The management of long-term sickness absence is a good example of this. Take the previous “practice of dismissing employees on long-term sick leave”. Even if a claimant could show that such a practice existed (which seems doubtful), a moment’s thought shows that disabled and non-disabled employees would be equally disadvantaged by it.

A PCP one step removed from dismissal might be the application of the employer’s absence management procedures. However, this approach, although more arguable, is still fraught with difficulty. If the employer’s absence management procedures already make an accommodation for disability-related absence, it may be that disabled employees are put at less of a disadvantage by their application. In this regard, see the decisions of the EAT in Royal Bank of Scotland v Ashton [2011] ICR 632 and Griffiths v Secretary of State for Work and Pensions UKEAT/0372/13.

A PCP two steps removed from dismissal might be the employer’s requirement for consistent attendance at work. This form of PCP in the context of disability-related absence management recently gained approval by the EAT in Carranza v General Dynamics Information Technology [2015] IRLR 43 and was described as “fundamentally the feature which had caused [the employee] disadvantage”. The EAT also held that: “The PCP should identify the feature which actually causes the disadvantage and exclude that which is aimed at alleviating the disadvantage.”

Another common mistake is to consider PCPs as one single, homogenous concept that can be boiled down to the employer’s requirements. Provisions, criteria and practices are different concepts with different characteristics.

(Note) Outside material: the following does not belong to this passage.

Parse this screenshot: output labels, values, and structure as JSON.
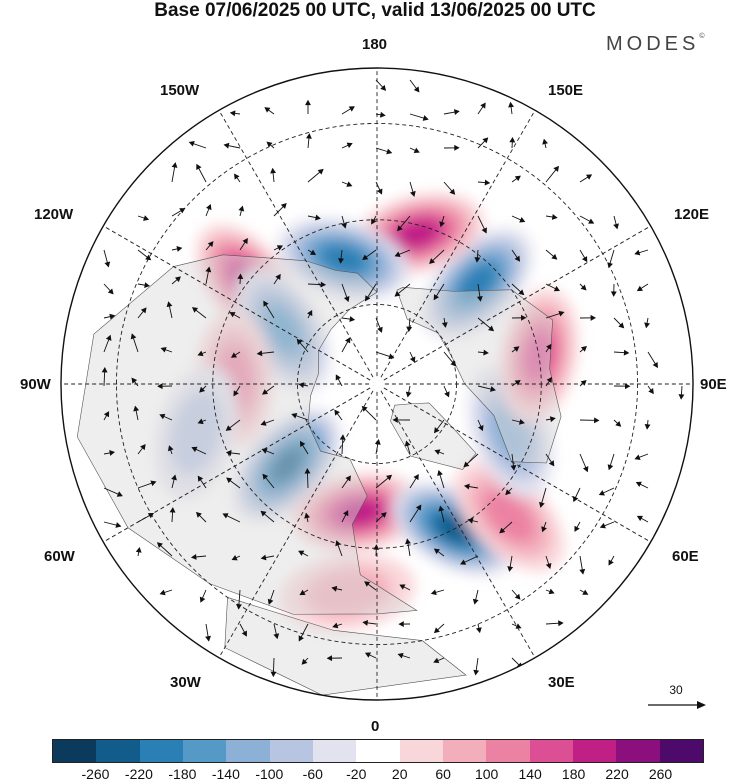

For example, on current authority, a one-off management decision applied to a single employee may amount to a provision and hence a PCP: see British Airways v Starmer [2005] IRLR 862 concerning a one-off decision to require a female employee to work 75% of her full-time hours. However, that same decision probably would not amount to a practice. In Nottingham City Transport v Harvey UKEAT/0032/12 it was held that: “Practice has something of the element of repetition about it”. If a proposed PCP has not been, or would not be, repeated it would appear that it cannot amount to a practice.

In summary:

  • Identify (for claimants) or challenge (for respondents) the formulation of PCPs at the earliest possible stage of the claim.
  • Consider whether the PCP is best described as a provision, criterion or practice or a combination thereof.
  • Do not fall into the trap of confusing PCPs with the treatment complained of.
  • Consider how the application of the PCP gives rise to a disadvantage with reference to comparator groups.
  • If the PCP already includes accommodations for disabled persons or others holding protected characteristics, the PCP may need to be reformulated so as to demonstrate disadvantage.